Student visits South Dakota pen pal

Naples resident Olivia Toole, 12, and her dad, Jeff Toole, hold copies of the watercolor paintings they did of Devil’s Tower in Wyoming. This summer Olivia visited her pen pal in South Dakota — after raising $600 for the plane ticket. (De Busk Photo)

Naples resident Olivia Toole, 12, and her dad, Jeff Toole, hold copies of the watercolor paintings they did of Devil’s Tower in Wyoming. This summer Olivia visited her pen pal in South Dakota — after raising $600 for the plane ticket. (De Busk Photo)

By Dawn De Busk

Staff Writer

NAPLES — Sitting in her home on Labor Day, seventh grader Olivia Toole found it hard to believe that a week ago she was exploring the sites of South Dakota and Wyoming.

Olivia took the trip this summer to meet Allysa, the girl who has been her pen pal since third grade. That was after the young resident of Naples saved her money — a total of $600 — to pay for the plane ticket.

A classroom assignment in third grade turned into four years of correspondence. The two girls do not e-mail or chat on Facebook. They write letters to each other at least once a month.

“We became friends through letters,” Olivia said.

“We sent pictures and gifts and money for birthdays. We wrote once a month.

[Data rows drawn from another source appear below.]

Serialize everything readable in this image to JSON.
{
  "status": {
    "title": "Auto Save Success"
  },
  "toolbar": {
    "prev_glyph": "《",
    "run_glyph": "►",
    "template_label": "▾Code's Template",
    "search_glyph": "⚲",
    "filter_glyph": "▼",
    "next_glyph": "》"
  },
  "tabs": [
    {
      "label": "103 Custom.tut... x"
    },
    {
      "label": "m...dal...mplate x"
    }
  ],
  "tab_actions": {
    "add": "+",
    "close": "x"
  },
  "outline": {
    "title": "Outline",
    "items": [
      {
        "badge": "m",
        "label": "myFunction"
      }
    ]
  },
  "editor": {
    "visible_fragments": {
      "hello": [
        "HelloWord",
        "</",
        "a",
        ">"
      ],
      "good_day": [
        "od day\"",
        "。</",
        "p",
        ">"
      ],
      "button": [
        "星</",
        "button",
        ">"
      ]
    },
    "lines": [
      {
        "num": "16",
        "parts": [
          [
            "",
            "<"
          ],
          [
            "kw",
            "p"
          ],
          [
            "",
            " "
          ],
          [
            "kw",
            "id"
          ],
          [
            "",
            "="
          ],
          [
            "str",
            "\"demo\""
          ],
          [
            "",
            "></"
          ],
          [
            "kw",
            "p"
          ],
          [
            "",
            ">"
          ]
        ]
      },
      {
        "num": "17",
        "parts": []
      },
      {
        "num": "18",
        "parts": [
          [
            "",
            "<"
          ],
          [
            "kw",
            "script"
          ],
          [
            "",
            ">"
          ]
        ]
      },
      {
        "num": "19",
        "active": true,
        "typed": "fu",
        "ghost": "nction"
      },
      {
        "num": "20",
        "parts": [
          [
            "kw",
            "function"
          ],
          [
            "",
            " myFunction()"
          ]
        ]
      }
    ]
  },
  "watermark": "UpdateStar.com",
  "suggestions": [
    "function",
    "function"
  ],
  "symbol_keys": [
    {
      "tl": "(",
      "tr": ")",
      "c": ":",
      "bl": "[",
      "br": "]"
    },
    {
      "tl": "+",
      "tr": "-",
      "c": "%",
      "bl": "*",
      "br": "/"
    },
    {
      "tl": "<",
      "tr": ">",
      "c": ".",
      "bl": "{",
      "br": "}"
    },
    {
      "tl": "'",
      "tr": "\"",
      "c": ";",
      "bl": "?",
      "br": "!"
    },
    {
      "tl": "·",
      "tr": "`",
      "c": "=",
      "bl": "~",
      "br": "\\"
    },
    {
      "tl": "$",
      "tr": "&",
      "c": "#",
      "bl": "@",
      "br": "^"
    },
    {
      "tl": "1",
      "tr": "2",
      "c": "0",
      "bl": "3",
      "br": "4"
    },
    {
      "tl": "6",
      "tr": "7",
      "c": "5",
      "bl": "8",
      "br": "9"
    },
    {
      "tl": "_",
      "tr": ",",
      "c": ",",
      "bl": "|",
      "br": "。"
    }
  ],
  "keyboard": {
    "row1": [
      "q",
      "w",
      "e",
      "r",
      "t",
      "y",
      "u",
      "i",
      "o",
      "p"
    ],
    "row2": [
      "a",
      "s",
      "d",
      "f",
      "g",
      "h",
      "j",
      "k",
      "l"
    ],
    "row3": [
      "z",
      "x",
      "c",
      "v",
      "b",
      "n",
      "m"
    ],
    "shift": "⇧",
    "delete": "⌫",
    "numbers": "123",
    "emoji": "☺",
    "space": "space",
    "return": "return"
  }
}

As soon as I got a letter from her, I’d write one,” she said.

“We have been writing about what is going on in our lives, and anything interesting that happens like going back to school and starting a new grade,” she said.

“She usually tells me more detailed information than I do. Like, if she goes to buy a new shirt or new shoes, she writes all about it,” she said.

When they met in person last month, both girls “were a little shy with each other – at first,” Olivia said.

Then, they spent some time together at a fair in South Dakota.

“It was fun. We went on the rides and stuff. We went into the funhouse together,” she said.

“We did not have too many questions to ask each other because we already knew so much about each other,” she said.

The encounter was brief, because Allysa had a big family and a small house. Plus, Olivia and her dad, Jeff, had a checklist of famed sites to see in the Midwest and Wyoming.

Allysa presented her pen pal with a batch of sugar cookies before the two girls went separate ways. The next stop was the Corn Palace in the town of Mitchell, which was a four-hour drive. So, the sugar cookies came in handy.

“We spent one afternoon with her, and then it was the American road trip,” Olivia said.

One of the highlights of the sightseeing trip was Devil’s Tower. Olivia said it was her favorite place, and she loved climbing the massive rocks below the volcanic outcropping. At a restaurant with a view of the Devil’s Tower — which was the backdrop in the ‘70’s movie, Close Encounters of the Third Kind, the owner said only one person had ever ordered mashed potatoes and formed the tower, Olivia said.

She pondered on some differences between Maine and the states she visited last week.

“South Dakota, it was very, very flat. Then, we went to the Black Hills and the Badlands,” she said.

“It was very dry and hot,” she said, adding that the locals said because of this summer’s rain the landscape was more lush than usual.

“The trees were getting slowly eaten by the beetles, and the trees were dying,” she said.

“All the restaurants served the same things: meat and potatoes, hamburgers,” she said.

“They have so many billboards,” she commented.

“We did a lot of driving,” she added.

“I thought I was going to see her (my pen pal) and Mount Rushmore, and my dad planned to see all these other things. It was interesting,” she said.

Topping the list of worthwhile sights was the Vore Buffalo Jump — a pit with layers of ancient buffalo bones, the Crazy Horse Monument that is still being sculpted, and Mount Rushmore where she purchased a T-shirt.

“You would think that going out there, there would be so many buffalo. All the buffalo are raised in farms,” Olivia said.

When the concept of traveling to see her longtime pen pal was first set into action, Olivia’s parents agreed to it if she could save the money to fly there.

“Once she raised the money, I had to take the plunge,” said her mother, Vickie.

“We bought the plane tickets in June. She was adamant, she had to go this summer,” Vickie said.

Saving the money was a long-range goal. Olivia stashed aside her birthday money, got paid for some chores, and ran a lemonade stand in the parking lot of Tony’s Foodland.

“I kept my money in a locked box. Every time I got $100 worth of bills, I would trade in the singles for a big bill. That made it harder to spend,” she said.

Determined to see her pen pal in person, Olivia kept saving her money until she met that goal.

“It has been a long-standing personal quest,” her dad said.